When your nonprofit team creates your logo, or if you decide to go with an outside graphic designer, be sure to think of how you want to use it. Will it be used in the header section of your website? Will you use it on your social media posts or in your nonprofit emails? 

 

7. Your Nonprofit’s Color Palette

A color palette communicates a great deal to your ideal donors. There is plenty of research behind color psychology that backs up the fact that people feel certain emotions when they see certain colors. 

For example, red often communicates health, compassion, life, and courage. It’s used for a lot of nonprofit organizations that primarily deal with health, such as Red Cross or American Heart Association. 

Blue communicates peace, harmony, stability, water, and trust. Make-a-Wish, Unicef, and Water.org all use blue as a primary color in their palette. 

Yellow is a bright color that communicates warmth, energy, or clarity. Take a look at Charity: Water, which uses yellow in its color palette. 

Green is often used for nonprofits that focus on growth, environments, calmness, and earth. Think of Greenpeace, Nature Conservancy, and Audubon International as examples. 

Nonprofits that are centered around causes for children and comfort often use the color orange. The Y and Care.org both do so! 

Colors play a strong role in the subconscious mind of your ideal donor. So it’s super important to choose your color palette carefully! You don’t want to dilute your mission or branding strategy by using too many colors. 

As you create your nonprofit color palette, try to limit yourself to 3-6 colors. 

 

8. Your Nonprofit’s Fonts

Finally, you have your fonts. Yes, even fonts play a role in how your brand is perceived! From the font you use on your logo to the ones you use on your nonprofit website, all of them play a role in how your ideal donor views your nonprofit brand. 

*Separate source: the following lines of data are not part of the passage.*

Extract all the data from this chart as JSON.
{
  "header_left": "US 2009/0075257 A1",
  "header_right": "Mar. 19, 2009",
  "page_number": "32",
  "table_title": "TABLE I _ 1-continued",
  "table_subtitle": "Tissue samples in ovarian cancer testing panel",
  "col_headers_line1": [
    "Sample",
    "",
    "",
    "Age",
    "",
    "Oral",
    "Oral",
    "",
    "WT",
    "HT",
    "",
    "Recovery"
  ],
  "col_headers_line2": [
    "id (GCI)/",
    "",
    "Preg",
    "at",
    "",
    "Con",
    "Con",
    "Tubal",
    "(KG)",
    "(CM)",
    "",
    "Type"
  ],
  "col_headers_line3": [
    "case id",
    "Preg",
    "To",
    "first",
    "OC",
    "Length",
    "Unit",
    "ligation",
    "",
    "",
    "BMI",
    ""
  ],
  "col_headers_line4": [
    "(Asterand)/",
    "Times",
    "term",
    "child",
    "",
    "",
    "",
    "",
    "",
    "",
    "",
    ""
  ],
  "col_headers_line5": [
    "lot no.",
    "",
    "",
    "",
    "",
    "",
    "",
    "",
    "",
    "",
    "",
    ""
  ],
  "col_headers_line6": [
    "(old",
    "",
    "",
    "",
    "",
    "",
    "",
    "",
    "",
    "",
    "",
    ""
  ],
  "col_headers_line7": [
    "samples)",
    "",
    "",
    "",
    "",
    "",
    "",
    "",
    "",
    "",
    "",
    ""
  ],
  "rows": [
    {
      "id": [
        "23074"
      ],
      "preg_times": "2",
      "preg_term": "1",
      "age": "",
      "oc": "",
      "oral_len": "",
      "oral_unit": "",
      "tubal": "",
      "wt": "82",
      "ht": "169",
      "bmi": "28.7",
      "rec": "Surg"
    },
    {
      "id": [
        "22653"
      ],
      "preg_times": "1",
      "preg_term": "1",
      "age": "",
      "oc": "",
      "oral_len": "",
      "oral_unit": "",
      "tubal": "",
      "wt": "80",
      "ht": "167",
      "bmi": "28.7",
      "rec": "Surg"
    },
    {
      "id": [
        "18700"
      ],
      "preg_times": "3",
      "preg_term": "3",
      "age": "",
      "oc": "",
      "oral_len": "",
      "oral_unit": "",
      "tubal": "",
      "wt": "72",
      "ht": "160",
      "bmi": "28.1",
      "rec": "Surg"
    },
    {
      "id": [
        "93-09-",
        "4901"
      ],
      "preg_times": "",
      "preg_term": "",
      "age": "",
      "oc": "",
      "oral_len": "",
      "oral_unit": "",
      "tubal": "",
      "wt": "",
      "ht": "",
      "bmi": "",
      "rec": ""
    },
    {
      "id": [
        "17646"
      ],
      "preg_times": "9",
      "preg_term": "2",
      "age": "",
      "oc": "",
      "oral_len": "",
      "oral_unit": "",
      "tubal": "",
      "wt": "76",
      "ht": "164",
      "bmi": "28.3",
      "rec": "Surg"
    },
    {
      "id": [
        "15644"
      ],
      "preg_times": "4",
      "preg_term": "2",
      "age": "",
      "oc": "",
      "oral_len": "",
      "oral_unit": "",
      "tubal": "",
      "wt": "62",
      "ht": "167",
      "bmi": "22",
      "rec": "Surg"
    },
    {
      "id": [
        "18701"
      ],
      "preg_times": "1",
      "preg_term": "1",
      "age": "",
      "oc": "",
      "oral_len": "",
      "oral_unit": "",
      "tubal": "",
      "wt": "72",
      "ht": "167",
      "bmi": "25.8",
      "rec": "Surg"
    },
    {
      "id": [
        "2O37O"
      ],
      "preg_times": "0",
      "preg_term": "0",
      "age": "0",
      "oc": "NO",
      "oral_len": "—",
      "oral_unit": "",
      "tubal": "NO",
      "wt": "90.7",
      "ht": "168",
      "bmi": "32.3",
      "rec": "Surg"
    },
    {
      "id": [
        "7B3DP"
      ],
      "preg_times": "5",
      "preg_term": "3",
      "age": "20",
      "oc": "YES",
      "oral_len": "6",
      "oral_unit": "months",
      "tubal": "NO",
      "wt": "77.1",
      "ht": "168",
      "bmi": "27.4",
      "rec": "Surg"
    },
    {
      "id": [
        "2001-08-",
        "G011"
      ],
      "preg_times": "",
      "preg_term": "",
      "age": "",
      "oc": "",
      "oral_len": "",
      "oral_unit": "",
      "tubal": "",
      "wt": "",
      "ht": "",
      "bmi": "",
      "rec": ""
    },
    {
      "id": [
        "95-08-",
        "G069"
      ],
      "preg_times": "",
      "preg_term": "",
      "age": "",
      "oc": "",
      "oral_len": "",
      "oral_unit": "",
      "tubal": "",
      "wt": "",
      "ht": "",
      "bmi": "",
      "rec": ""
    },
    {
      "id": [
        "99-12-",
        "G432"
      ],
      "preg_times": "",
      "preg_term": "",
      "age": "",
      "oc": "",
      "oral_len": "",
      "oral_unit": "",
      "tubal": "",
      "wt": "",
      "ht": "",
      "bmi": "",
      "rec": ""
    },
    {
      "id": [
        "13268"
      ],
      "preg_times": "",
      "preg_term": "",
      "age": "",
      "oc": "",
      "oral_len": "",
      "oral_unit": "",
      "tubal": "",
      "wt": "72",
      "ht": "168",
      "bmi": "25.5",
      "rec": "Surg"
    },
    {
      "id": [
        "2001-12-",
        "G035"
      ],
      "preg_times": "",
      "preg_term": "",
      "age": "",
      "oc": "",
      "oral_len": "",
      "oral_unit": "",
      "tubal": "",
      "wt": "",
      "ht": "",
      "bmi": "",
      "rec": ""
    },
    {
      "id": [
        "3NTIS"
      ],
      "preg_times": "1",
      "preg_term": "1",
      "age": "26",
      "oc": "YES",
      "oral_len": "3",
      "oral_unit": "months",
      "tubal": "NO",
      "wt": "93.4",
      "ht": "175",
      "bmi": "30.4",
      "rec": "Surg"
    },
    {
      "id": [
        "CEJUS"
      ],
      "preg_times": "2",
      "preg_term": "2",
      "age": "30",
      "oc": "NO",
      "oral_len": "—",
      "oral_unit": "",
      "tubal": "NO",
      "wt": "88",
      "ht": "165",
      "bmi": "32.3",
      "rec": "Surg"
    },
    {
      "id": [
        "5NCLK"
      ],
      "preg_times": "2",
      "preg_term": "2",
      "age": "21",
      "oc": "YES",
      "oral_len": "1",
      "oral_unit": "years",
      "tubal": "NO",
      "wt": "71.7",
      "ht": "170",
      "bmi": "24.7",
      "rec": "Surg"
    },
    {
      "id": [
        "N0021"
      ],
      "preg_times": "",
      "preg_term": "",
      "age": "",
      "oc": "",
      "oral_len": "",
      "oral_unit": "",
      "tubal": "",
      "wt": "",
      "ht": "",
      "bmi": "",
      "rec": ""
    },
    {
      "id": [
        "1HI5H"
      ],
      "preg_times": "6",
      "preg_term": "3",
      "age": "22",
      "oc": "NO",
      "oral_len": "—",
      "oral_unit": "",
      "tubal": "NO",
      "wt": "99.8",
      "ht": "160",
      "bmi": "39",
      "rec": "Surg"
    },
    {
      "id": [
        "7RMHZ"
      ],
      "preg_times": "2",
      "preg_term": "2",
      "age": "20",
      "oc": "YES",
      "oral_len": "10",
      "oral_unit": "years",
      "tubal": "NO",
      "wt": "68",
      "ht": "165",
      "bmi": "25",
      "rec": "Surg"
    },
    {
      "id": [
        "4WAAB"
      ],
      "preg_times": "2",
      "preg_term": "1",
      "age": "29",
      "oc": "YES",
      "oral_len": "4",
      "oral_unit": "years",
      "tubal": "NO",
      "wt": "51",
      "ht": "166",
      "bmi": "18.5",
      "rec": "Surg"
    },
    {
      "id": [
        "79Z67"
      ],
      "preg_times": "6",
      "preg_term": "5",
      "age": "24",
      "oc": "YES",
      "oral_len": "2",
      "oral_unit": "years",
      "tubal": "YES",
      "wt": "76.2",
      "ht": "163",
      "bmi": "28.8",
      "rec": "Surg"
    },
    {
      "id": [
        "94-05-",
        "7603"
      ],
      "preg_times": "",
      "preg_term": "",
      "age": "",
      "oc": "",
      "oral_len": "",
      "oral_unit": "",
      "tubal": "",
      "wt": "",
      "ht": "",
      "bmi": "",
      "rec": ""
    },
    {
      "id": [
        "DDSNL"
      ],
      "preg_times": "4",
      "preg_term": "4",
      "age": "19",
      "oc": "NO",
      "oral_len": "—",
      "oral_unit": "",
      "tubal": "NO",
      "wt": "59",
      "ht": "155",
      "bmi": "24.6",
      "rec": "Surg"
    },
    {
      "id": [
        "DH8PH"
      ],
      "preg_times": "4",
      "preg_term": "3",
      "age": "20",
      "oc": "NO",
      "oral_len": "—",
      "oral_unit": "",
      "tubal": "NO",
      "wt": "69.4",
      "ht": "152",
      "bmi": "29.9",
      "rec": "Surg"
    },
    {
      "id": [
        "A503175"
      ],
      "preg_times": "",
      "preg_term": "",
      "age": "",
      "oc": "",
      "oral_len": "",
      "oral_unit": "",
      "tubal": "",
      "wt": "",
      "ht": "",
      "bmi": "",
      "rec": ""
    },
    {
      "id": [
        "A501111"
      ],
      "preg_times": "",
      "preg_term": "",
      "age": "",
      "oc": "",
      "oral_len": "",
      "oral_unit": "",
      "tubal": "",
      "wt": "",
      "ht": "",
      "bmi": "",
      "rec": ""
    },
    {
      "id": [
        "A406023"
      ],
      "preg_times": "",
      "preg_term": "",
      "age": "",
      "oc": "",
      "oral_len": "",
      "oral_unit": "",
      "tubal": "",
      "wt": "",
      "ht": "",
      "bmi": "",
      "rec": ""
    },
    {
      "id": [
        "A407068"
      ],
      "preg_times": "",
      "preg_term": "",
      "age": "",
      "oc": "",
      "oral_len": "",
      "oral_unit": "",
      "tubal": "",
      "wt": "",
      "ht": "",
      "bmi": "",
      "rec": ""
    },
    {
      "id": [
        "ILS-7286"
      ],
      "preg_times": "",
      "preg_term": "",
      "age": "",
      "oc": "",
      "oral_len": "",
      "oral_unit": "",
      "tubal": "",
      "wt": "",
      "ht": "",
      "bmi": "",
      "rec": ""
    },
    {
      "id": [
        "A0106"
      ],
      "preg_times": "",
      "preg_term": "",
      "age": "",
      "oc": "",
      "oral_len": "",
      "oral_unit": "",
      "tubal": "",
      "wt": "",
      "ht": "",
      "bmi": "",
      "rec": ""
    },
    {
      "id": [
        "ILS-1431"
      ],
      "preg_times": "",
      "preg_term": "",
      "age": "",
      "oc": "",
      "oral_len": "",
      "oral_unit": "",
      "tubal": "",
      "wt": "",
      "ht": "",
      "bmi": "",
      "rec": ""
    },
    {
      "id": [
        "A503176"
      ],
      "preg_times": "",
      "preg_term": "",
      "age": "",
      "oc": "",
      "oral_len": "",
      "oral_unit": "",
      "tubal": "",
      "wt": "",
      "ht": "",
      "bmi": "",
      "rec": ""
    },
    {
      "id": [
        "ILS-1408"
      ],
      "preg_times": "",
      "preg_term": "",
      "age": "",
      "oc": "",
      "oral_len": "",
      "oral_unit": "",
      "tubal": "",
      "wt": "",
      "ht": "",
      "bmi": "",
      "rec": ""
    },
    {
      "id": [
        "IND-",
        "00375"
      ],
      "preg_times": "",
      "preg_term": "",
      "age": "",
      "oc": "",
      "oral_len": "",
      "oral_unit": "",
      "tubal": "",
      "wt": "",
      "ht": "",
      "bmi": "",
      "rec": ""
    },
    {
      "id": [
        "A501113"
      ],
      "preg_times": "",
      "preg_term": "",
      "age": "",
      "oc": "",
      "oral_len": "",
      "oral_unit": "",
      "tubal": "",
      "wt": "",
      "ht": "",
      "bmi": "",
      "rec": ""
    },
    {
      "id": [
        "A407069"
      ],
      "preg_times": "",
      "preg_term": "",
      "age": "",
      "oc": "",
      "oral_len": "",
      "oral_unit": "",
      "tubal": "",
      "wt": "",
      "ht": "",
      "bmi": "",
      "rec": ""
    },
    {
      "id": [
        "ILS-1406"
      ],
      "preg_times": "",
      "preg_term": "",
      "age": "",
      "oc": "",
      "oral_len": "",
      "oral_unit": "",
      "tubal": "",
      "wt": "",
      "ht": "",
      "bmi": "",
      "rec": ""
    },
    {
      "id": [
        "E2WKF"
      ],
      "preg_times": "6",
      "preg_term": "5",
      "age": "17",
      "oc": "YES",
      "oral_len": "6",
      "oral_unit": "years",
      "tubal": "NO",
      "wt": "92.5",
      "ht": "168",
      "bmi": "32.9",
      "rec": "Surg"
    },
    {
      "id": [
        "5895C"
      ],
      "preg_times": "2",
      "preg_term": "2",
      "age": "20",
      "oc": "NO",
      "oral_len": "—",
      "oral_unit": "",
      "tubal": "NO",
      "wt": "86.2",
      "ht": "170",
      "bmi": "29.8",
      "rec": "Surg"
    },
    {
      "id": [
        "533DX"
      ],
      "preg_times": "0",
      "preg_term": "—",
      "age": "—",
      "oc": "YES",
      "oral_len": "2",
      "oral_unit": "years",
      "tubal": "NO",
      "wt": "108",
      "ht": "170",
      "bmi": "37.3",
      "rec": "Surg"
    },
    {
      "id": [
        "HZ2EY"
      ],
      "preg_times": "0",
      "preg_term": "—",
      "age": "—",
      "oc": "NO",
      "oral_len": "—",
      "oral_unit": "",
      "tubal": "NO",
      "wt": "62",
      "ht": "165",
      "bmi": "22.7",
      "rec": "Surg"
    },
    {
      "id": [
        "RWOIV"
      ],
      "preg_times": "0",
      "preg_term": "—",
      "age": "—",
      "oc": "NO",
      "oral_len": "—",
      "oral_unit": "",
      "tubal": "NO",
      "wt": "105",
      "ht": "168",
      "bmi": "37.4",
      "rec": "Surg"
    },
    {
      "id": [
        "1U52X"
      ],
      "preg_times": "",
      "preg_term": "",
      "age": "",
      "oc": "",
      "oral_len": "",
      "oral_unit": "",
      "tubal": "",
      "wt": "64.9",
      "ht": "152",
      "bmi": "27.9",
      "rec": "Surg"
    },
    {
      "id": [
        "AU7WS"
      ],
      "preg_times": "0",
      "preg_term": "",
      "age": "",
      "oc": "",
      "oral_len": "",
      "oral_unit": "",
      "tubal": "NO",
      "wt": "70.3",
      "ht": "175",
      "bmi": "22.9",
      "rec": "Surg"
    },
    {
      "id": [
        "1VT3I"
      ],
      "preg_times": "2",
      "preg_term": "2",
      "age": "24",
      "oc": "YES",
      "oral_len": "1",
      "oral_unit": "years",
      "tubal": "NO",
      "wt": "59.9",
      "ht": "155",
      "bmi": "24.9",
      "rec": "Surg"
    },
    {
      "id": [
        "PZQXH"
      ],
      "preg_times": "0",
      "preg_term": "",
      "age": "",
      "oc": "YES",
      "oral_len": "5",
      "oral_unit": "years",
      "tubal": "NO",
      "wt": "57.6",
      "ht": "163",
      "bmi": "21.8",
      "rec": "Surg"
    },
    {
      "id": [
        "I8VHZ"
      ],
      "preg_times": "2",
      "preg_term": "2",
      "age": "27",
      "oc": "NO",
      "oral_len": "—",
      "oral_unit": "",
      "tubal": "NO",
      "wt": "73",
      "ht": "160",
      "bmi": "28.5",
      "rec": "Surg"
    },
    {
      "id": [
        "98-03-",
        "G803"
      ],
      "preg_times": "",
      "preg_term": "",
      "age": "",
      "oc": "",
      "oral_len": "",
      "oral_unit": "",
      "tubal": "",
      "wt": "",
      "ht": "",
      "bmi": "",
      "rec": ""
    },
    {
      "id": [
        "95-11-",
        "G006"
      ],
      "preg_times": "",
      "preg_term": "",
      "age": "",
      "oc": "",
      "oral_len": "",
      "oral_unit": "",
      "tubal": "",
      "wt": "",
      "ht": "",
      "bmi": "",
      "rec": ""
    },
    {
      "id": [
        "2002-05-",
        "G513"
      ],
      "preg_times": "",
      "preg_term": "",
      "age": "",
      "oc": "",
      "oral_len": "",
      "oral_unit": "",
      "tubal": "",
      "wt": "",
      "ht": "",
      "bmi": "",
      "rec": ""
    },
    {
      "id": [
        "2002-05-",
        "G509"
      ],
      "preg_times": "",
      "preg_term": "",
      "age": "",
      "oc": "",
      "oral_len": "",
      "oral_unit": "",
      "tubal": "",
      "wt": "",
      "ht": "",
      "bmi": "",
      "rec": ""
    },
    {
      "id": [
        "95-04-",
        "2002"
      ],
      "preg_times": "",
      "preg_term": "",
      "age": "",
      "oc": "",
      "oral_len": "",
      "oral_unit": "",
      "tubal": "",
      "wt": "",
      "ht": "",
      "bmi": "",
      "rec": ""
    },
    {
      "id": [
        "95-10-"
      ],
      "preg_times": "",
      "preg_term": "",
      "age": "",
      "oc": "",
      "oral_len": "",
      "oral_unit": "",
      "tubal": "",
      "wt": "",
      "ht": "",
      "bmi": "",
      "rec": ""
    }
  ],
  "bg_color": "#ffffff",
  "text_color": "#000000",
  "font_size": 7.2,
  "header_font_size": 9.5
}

Above all, you want to make sure that your fonts are readable. Try not to pick fonts that are too hard on the eyes, otherwise people will quickly move right past it. 

It’s also a great idea to combine font pairings. This can create visual interest for your ideal donors, which increases brand awareness in their minds! 

Canva Pro for nonprofits has plenty of font pairing options, so you’re sure to find one that works for your overall nonprofit brand strategy! 

 

Creating a Nonprofit Brand Style Guide

Once you’ve nailed down your nonprofit branding strategy, and you’ve come up with your visual elements, it’s a good idea to have one single document where you keep everything. 

That way, as you create your marketing materials, you can easily reference all of that information! That will help your nonprofit team stay cohesive, no matter who’s doing the designing, the writing, or the publishing. 

You can quickly come up with a nonprofit brand style guide in Canva Pro. Plus, you can upload your visual components like your color palette, logos, and fonts to the platform. Whenever you create a new post or template, your brand kit will be right there to pull from! 

If you’re not set up with Canva Pro for nonprofits yet, you can check out this free training on how to do it! 

 

Snag Your Seat in the FREE Training on Canva Pro for Nonprofits!

 

Branding a nonprofit is a crucial part of setting up all of your marketing materials. It’s an incredibly powerful way to make sure your ideal donors are keeping your organization at the top of their minds. 

So once they’re ready to make a donation, they’ll think of your organization first!